Le départ n’est pas glorieux : nous sommes dans le mauvais sens, je cherche donc des rues pour retourner. En voici justement une à droite, assez large pour la prendre. Assez large au début, mais quand il s’agit de tourner de nouveau à droite, c’est limite et je dois faire des manœuvres avec l’aide de passants. Pour la troisième fois nous passons dans le quartier de la Muradiye et constatons une fois de plus qu’il n’est vraiment pas possible de s’y arrêter. Il restera donc des visites à faire lors d’un autre voyage.

Encore plus qu’en ville, nous sommes frappés par le nombre de magasins de marrons glacés le long de la route, LA spécialité de la région à en croire leurs grands panneaux. Nous l’ignorions, cela ne fait rien, il est encore temps de le découvrir. Le plus frappant est l’absence totale de châtaigniers, d’où peuvent bien venir les marrons ?

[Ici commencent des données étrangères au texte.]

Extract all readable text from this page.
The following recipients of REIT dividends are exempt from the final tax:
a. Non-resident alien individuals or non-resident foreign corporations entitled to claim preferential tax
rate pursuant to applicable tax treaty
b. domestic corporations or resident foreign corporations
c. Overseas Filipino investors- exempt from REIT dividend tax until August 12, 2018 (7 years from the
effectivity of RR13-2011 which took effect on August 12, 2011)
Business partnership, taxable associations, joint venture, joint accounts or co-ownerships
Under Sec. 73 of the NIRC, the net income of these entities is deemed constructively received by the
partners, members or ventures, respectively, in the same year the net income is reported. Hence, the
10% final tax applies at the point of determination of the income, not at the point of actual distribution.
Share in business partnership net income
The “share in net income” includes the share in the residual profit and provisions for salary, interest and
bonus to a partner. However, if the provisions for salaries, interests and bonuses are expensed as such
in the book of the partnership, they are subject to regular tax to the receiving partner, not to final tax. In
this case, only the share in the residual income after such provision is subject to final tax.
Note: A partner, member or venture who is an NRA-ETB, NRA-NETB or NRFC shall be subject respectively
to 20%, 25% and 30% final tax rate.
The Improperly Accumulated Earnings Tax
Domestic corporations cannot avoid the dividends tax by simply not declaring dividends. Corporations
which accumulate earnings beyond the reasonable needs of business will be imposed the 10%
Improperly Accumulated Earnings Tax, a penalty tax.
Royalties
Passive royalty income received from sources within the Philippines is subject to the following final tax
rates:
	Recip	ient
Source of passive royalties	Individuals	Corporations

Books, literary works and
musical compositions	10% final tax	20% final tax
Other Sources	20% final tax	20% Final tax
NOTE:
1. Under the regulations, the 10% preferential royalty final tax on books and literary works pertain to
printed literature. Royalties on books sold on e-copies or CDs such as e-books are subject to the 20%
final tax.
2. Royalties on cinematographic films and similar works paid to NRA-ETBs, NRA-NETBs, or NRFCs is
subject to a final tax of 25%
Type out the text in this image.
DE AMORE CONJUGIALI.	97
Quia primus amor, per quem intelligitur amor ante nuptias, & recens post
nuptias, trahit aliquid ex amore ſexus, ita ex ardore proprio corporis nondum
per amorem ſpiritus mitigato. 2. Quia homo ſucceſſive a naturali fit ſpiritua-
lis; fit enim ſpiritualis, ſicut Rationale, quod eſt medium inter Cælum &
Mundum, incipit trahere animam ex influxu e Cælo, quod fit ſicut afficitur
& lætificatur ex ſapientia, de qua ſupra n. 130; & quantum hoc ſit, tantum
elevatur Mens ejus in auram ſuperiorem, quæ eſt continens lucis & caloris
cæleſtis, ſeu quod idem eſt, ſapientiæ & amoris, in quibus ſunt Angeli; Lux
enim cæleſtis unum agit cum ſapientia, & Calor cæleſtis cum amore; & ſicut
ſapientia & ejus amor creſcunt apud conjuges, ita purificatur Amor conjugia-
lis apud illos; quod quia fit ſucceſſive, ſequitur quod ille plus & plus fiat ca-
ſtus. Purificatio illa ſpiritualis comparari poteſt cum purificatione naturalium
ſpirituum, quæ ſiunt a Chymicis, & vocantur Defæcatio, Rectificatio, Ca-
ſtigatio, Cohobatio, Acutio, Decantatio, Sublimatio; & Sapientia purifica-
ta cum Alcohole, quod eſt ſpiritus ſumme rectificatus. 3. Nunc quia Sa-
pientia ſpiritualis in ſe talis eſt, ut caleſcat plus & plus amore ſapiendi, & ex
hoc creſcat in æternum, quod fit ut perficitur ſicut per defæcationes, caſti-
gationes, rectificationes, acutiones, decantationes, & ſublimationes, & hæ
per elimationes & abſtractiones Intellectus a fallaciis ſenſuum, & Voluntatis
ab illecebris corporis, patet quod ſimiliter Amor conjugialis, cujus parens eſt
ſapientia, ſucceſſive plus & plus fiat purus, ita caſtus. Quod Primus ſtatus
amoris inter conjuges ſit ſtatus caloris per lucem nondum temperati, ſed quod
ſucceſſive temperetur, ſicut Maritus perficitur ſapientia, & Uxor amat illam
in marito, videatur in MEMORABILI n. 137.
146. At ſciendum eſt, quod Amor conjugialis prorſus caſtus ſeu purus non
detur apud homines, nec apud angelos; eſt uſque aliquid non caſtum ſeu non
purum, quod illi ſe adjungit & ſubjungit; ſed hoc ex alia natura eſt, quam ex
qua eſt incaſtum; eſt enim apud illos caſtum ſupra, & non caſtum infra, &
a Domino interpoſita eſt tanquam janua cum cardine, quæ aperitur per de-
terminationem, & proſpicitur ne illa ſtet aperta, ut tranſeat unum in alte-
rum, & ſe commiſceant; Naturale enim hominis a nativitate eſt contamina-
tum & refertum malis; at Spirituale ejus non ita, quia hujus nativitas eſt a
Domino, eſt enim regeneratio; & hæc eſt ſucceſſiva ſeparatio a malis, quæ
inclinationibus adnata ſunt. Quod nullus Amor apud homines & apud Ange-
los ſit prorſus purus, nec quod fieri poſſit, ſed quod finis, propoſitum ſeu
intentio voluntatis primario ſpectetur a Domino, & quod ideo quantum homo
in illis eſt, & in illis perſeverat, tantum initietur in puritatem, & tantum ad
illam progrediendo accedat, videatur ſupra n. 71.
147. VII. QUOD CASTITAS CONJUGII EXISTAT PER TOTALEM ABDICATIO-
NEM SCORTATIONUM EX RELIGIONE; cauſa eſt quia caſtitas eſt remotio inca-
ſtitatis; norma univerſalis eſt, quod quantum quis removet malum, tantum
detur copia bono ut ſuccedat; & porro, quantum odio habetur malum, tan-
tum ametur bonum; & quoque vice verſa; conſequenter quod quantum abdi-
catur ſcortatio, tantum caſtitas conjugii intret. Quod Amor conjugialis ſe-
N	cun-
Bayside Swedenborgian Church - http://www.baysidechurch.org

Cap à l’ouest, comme pour un retour en arrière. La route ne suit pas la côte et traverse des zones de grandes cultures au relief peu marqué. À plusieurs reprises, nous nous croyons dans la Beauce. Comme de plus la route est désespérément droite et vide, l’intérêt du trajet est réduit. Au niveau de la presqu’île de Kapıda, nous quittons la route principale pour aller jusqu’à Erdek, avec l’espoir de trouver un coin pour passer la nuit. À Erdek, nous allons jusqu’au bout - nécessairement sans issue puisque, après, c’est la mer - pour rien, sans compter que le demi-tour n’est pas une partie de plaisir puisqu’il commence par une longue marche arrière dans un espace de la largeur du camping-car et avec des piétons ! Retour. Nous nous attendions à une route au bord de l’eau comme semblait l’indiquer la carte et nous circulons dans des collines. Un peu avant l’embranchement d’Edincik, quelques pistes dans le sable donnent accès à la mer. Nous y allons et nous nous arrêtons près d’un arbre à une trentaine de mètres de la mer de Marmara. L’endroit n’est pas d’une grande propreté, mais il fera. Sur la plage, une barque. Son propriétaire vient y travailler puis, sa femme aux rames, il part pêcher non loin, le repas du soir, la pêche ne doit pas être miraculeuse. Très beau et lumineux coucher de soleil sur la mer.